How it works: This approach works with any target video and source audio, synthesizes new motions, and maps them to a model of the target’s face frame by frame.

  • The audio-to-expression network learns from talking-head videos to predict facial motions from spoken words.
  • A portion of the network learns to remove personal quirks from the recorded voices, creating a sort of universal speaking voice. That way, individual vocal idiosyncrasies don’t bias the predicted mouth movements.
  • Software associated with the FaceWarehouse database of facial expression models extracts features of the target speaker’s face, such as head pose and positions of lips, nose, and eyes. The model generates a 3D mesh combining predicted mouth movements from the source audio with the target face.
  • In each target video frame, U-net architecture replaces the original mouth with a reconstruction based on the FaceWarehouse meshes.
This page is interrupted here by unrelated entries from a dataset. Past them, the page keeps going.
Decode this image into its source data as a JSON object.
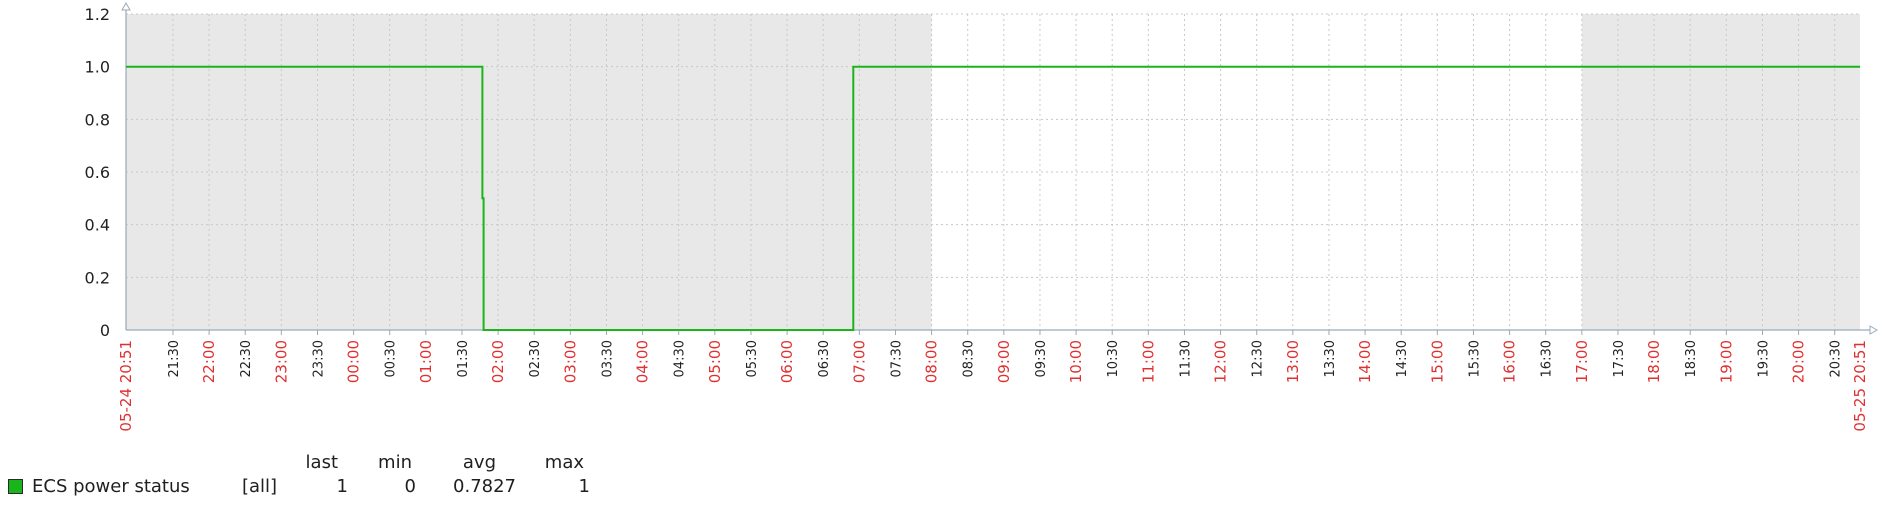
{
  "chart_data": {
    "type": "line",
    "x_start": "05-24 20:51",
    "x_end": "05-25 20:51",
    "ylim": [
      0,
      1.2
    ],
    "y_ticks": [
      "0",
      "0.2",
      "0.4",
      "0.6",
      "0.8",
      "1.0",
      "1.2"
    ],
    "grid": true,
    "x_tick_labels": [
      "21:30",
      "22:00",
      "22:30",
      "23:00",
      "23:30",
      "00:00",
      "00:30",
      "01:00",
      "01:30",
      "02:00",
      "02:30",
      "03:00",
      "03:30",
      "04:00",
      "04:30",
      "05:00",
      "05:30",
      "06:00",
      "06:30",
      "07:00",
      "07:30",
      "08:00",
      "08:30",
      "09:00",
      "09:30",
      "10:00",
      "10:30",
      "11:00",
      "11:30",
      "12:00",
      "12:30",
      "13:00",
      "13:30",
      "14:00",
      "14:30",
      "15:00",
      "15:30",
      "16:00",
      "16:30",
      "17:00",
      "17:30",
      "18:00",
      "18:30",
      "19:00",
      "19:30",
      "20:00",
      "20:30"
    ],
    "shaded_periods": [
      [
        "20:51",
        "08:00"
      ],
      [
        "17:00",
        "20:51"
      ]
    ],
    "series": [
      {
        "name": "ECS power status",
        "color": "#1ab51a",
        "x": [
          "20:51",
          "01:47",
          "01:47",
          "01:48",
          "01:48",
          "06:55",
          "06:55",
          "20:51"
        ],
        "y": [
          1,
          1,
          0.5,
          0.5,
          0,
          0,
          1,
          1
        ]
      }
    ]
  },
  "legend": {
    "headers": {
      "last": "last",
      "min": "min",
      "avg": "avg",
      "max": "max"
    },
    "items": [
      {
        "name": "ECS power status",
        "function": "[all]",
        "last": "1",
        "min": "0",
        "avg": "0.7827",
        "max": "1",
        "color": "#1ab51a"
      }
    ]
  }
}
Results: To test the model’s effectiveness quantitatively, the researchers evaluated its ability to resynthesize mouth movements from their original audio tracks in a video dataset. The model reduced the error in expression (average distance between landmark features) to 0.65 from a baseline of 0.84. In a qualitative study, viewers judged generated videos to have been real 65.8 percent of the time — a high score considering that they identified real videos as real 77.2 percent of the time.

Why it matters: Putting new words in a talking head’s mouth is getting easier. While previous approaches often impose prohibitive requirements for training, this method requires only a few minutes of video and audio data. Meanwhile, the results are becoming more realistic, lending urgency to the need for robust detection methods and clear rules governing their distribution.

We’re thinking: Let’s get this out of the way: We never said it!

Some results from CB Insights' annual list of the 100 most promising startups in AI

Machine Learning Churning

Many of this year’s hottest AI companies are taking the spotlight from last year’s darlings.

What’s new: CB Insights, which analyzes early-stage companies, published its annual list of the 100 “most promising” startups in AI.

Highlights: Startups in the AI 100 have raised $7.4 billion collectively. Most are headquartered in the U.S., but others are based in 13 countries including Canada, China, and the UK.

  • Around 80 percent of the list is new this year. Entire categories turned over, including not only AI strongholds like Cybersecurity and Transportation but also Food & Agriculture, Media & Entertainment, and Retail & Warehousing.
  • Several of the survivors are in the Healthcare sector, including Atomwise, Butterfly, Owking,, and
  • Healthcare has the largest number of companies, 13 in all. Retail is second with nine, which is roughly double last year’s tally.
  • The list includes 10 unicorns, or companies valued at more than $1 billion, down from 15 last year.
  • Among the most richly funded are U.S. autonomous vehicle developer Aurora ($693 million), UK AI-chip designer Graphcore ($536 million), and Lemonade, an American insurance company that uses AI to find fraudulent claims ($480 million).
  • For the first time, the list highlights AI startups making products and services that address a variety of industries. Such “cross-industry tech” includes model development, computer vision, natural language processing, business intelligence, cybersecurity, and sales.

Methodology: CB Insights chooses the AI 100 based on a basket of metrics, some of them indirect or subjective, such as the “sentiment” of news coverage. It scores a company’s potential to succeed using a proprietary system based on funding, the overall health of its industry, and its “momentum.”

Why it matters: AI is a hot industry, but not yet a stable one.

We’re thinking: Don’t let the churn scare you. If you join a startup that doesn’t make it, as long as you keep learning, you’ll be in a better position to choose another that won’t repeat the same mistakes — or to start your own.